Kasat mengatakan aksi pencabulan ini terjadi Senin tanggal 5 September 2022 pukul 06.30 WIB di Jalan Dr Mansyur, Medan.

"Saat itu korban akan berangkat ke sekolah dengan menumpangi angkot untuk melaksanakan kegiatan belajar mengajar. Kemudian ketika korban berada didalam angkot, tiba tiba pelaku langsung melakukan aksi perbuatannya terhadap korban," ujarnya.

Korban yang merasa dikejutkan dengan perbuatan pelaku, membuat korban syok dan lompat dari dalam angkot.
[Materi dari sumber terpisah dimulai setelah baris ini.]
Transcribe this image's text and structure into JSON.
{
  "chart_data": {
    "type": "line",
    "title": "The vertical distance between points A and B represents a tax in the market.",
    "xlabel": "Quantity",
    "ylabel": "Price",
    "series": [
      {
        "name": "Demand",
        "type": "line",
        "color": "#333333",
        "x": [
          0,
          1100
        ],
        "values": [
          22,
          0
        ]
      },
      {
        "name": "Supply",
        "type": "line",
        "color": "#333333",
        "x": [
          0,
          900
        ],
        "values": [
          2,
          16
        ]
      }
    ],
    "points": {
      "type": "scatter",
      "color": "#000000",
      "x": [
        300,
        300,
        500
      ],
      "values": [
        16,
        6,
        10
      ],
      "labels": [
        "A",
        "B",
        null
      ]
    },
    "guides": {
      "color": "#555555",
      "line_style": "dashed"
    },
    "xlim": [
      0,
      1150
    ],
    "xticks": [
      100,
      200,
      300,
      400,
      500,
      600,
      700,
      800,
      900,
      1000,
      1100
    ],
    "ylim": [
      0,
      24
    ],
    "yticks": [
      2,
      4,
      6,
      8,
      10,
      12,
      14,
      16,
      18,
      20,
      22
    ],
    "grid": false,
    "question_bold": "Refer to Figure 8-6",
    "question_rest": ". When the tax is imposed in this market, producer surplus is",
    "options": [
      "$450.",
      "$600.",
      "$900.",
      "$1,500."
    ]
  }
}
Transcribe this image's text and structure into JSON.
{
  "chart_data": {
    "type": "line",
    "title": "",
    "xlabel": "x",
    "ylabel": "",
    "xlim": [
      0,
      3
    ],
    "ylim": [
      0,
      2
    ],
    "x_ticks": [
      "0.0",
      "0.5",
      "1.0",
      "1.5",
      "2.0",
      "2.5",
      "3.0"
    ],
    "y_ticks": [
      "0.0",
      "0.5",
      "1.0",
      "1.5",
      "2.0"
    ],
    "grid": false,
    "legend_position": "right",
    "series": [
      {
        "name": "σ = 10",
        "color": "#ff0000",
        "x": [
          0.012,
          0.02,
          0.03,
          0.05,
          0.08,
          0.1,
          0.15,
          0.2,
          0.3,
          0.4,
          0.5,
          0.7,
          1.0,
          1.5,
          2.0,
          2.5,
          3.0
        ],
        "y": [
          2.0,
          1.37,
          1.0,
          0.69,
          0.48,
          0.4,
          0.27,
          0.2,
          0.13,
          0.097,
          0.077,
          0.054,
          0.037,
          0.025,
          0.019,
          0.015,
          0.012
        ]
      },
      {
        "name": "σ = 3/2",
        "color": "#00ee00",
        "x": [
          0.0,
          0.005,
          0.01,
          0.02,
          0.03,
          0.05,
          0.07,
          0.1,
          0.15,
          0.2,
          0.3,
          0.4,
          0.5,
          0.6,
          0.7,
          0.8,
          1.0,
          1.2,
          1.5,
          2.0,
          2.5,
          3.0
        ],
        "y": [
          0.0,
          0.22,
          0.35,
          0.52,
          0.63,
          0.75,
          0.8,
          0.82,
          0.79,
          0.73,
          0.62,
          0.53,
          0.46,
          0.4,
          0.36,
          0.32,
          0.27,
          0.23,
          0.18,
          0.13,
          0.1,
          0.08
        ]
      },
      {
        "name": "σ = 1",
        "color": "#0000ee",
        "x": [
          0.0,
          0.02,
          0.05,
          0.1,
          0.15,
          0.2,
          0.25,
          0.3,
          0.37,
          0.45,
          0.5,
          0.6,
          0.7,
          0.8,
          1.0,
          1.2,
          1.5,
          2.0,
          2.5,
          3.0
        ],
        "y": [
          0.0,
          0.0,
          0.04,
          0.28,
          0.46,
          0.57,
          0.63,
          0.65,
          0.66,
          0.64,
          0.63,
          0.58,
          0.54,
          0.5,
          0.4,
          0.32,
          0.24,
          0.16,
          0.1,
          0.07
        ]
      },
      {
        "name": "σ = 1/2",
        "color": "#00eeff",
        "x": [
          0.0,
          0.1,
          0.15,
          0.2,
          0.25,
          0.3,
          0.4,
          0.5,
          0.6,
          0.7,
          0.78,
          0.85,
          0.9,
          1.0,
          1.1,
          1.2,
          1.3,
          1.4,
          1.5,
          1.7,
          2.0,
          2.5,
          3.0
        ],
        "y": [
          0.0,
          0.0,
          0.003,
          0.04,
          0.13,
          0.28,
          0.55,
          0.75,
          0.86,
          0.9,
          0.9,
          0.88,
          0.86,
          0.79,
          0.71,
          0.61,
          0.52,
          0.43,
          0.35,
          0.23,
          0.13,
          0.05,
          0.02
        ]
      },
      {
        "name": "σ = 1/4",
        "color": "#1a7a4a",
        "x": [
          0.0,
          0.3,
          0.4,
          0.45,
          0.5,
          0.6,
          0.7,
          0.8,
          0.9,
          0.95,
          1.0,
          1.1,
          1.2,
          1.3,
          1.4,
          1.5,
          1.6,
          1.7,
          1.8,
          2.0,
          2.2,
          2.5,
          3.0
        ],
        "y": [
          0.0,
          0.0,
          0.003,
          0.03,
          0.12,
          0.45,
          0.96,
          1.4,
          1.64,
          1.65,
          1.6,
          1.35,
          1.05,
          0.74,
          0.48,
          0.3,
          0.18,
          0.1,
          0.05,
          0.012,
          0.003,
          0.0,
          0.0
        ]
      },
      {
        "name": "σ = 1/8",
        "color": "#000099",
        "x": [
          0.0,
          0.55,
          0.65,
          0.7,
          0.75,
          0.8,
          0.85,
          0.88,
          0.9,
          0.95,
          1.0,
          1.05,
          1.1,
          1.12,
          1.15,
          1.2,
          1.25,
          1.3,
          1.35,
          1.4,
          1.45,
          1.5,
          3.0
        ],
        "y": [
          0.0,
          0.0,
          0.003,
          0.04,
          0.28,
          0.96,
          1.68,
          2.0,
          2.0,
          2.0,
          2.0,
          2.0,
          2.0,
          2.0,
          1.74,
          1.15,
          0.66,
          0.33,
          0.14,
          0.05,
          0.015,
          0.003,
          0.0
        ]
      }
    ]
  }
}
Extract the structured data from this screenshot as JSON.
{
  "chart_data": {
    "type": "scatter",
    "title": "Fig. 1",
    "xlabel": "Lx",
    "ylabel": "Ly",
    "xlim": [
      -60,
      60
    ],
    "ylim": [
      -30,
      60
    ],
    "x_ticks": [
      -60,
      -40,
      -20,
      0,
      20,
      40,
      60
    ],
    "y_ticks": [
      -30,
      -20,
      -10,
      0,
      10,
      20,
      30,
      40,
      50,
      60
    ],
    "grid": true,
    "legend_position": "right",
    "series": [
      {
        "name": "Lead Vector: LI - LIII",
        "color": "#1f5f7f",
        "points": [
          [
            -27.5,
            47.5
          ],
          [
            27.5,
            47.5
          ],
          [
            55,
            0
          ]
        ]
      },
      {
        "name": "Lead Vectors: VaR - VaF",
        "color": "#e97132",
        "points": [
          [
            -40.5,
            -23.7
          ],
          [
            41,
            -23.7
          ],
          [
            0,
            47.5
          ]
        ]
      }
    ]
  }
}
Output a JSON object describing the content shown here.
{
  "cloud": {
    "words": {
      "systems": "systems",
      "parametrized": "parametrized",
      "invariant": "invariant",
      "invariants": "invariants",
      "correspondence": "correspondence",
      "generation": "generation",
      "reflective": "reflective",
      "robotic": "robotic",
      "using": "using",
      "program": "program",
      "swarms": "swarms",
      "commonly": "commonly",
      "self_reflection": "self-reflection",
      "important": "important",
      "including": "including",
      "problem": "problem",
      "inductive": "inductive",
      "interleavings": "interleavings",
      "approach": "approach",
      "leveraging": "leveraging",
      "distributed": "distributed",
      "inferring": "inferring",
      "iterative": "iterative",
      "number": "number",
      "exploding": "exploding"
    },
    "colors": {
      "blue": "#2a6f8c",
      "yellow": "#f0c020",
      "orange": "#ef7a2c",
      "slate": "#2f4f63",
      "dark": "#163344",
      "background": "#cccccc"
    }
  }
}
"Atas peristiwa itu korban mengalami luka di bagian kepala dan saat ini korban masih dalam perawatan di rumah sakit USU. Kita berharap keadaan korban baik - baik saja sehingga dapat segera pulih kembali," sebutnya.

Kasat Reskrim menyebutkan pihak keluarga korban yang mengetahui peristiwa tersebut langsung mendatangi lokasi kejadian pada malam hari.

"Ketika pihak keluarga korban berada dilokasi kejadian, ada warga yang menunjukan ciri ciri pelaku. Kemudian pelaku langsung diamankan, namun saat diamankan pelaku mencoba melarikan diri hingga akhirnya pelaku mendapat amukan warga diseputaran lokasi," ungkapnya.

Sementara kepada petugas, Kasat Reskrim mengatakan bahwa pelaku mengaku pemakai narkotika.

"Terhadap pelaku dijerat Pasal 82 Undang Undang Perlindungan Anak kaitannya dengan percabulan dan sanksi pidana 15 tahun penjara," pungkasnya.